- Developer: Atelier QDB
- Publisher: Shiro Unlimited
- Composer: Akira Yamaoka
- Engine: Unity
- Platforms: Nintendo Switch; Windows;
- Release: WW: May 31, 2023;
- Genre: Adventure
- Mode: Single-player

= Decarnation =

Decarnation is a 2023 adventure video game developed by Atelier QDB and published by Shiro Unlimited for Windows and Switch.

== Gameplay ==
Players control a down-on-her-luck Parisian cabaret dancer in 1990. As her career prospects sour, her self esteem and mental health follow. Following a lead that could restart her career, she becomes involved in a psychological horror story. Players must avoid monsters, play minigames, and solve puzzles.

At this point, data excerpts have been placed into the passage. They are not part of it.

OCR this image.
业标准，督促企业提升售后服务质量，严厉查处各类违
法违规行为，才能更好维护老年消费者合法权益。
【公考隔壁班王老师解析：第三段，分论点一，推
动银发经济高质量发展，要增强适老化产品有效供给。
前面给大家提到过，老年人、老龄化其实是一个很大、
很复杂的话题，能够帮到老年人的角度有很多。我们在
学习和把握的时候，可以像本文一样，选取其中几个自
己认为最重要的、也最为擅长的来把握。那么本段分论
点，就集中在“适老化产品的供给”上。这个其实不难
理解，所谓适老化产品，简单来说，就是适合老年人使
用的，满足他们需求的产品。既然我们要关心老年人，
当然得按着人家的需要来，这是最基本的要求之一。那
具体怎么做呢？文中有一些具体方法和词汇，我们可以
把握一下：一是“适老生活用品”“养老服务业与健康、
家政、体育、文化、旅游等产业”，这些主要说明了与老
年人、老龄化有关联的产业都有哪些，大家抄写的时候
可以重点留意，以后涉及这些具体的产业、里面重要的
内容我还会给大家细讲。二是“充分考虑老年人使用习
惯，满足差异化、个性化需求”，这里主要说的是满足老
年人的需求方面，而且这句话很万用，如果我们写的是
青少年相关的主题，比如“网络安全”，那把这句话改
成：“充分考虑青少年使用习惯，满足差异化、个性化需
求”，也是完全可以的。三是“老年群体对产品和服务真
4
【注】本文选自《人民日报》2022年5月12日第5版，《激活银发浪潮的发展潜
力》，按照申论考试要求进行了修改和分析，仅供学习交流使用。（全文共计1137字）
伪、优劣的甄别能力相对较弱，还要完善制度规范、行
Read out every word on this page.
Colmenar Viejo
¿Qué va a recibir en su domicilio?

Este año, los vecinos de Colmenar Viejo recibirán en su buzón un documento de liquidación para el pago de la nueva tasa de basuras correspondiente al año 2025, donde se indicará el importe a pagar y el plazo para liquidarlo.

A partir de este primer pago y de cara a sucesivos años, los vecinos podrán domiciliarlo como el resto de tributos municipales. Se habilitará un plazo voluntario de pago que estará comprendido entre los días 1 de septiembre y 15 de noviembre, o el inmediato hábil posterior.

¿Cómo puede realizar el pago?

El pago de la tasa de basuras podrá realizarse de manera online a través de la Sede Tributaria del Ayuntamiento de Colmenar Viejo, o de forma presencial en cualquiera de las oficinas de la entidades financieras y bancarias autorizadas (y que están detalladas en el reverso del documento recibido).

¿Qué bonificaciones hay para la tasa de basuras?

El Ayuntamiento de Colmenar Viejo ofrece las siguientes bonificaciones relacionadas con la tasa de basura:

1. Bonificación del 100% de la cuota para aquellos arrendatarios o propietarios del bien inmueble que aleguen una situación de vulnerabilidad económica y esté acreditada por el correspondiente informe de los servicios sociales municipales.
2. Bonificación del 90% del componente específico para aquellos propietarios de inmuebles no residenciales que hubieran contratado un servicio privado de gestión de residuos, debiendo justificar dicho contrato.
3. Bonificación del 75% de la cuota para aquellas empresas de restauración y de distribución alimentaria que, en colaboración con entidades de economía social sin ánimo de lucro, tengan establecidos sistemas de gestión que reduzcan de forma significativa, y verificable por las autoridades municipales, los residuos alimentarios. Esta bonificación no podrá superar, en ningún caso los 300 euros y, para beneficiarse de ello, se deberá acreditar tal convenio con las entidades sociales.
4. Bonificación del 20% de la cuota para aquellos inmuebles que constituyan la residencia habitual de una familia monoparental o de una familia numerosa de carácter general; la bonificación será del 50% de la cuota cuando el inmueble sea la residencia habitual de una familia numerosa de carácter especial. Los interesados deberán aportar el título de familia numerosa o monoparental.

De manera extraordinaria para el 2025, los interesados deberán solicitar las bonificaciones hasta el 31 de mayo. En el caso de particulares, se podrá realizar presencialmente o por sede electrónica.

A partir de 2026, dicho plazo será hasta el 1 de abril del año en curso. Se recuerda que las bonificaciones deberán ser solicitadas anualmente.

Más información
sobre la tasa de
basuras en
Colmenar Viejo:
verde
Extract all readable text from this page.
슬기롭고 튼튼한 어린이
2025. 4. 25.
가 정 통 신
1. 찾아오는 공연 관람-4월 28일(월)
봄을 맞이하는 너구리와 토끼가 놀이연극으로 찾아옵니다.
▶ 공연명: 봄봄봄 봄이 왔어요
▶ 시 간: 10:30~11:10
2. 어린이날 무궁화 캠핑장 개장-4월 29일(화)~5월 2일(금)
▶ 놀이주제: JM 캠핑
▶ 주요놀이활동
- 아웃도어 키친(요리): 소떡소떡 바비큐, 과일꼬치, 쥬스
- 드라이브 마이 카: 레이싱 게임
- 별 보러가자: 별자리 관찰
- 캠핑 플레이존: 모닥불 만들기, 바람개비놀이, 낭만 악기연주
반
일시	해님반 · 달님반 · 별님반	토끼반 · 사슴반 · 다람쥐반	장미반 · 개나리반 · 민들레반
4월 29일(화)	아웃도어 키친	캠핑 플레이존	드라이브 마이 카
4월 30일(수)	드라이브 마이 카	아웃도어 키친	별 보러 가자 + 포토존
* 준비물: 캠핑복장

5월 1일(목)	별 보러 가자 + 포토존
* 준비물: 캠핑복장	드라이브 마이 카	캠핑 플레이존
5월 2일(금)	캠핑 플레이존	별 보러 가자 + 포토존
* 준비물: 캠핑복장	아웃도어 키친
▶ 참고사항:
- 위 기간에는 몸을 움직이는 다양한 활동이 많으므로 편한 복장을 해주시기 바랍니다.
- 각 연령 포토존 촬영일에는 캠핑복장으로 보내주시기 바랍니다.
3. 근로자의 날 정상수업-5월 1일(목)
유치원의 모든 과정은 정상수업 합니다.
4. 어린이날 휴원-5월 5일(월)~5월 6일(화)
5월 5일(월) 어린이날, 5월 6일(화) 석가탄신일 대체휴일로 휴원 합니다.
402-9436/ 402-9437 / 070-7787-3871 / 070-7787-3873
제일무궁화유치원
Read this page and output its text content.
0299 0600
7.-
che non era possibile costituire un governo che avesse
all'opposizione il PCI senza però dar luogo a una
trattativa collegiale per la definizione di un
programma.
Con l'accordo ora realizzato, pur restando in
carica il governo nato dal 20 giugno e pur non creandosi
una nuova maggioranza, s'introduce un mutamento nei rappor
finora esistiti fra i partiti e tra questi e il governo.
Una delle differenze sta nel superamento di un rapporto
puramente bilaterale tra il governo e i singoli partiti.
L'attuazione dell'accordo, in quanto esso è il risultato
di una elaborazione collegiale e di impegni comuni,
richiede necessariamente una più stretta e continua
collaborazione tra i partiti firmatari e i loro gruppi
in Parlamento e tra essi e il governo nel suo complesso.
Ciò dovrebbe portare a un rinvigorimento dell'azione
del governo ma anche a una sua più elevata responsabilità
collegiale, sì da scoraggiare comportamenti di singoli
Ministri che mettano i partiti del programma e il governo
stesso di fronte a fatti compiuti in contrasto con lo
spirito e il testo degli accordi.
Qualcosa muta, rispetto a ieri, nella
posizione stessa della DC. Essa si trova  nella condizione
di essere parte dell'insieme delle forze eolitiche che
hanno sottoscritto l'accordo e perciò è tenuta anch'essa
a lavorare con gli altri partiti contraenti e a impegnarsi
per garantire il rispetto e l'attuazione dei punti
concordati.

It features retro pixel art graphics reminiscent of the fourth generation of video game consoles.

== Development ==
France-based studio Atelier QDB initially developed Decarnation in RPG Maker, but it was later ported to Unity. Shiro Unlimited released it on Windows and Switch on May 31, 2023.

== Reception ==
On Metacritic, Decarnation received positive reviews on Windows and mixed reviews on Switch. Gamezebo called it "incredibly thought-provoking" and praised the story. Nintendo World Report enjoyed the pixel art, atmosphere, and monster design, but they criticized the minigames and puzzles, which they said hold it back from being a good game. They also felt Decarnation went on too long past the climax, which they said unnecessarily drew out the game for another hour.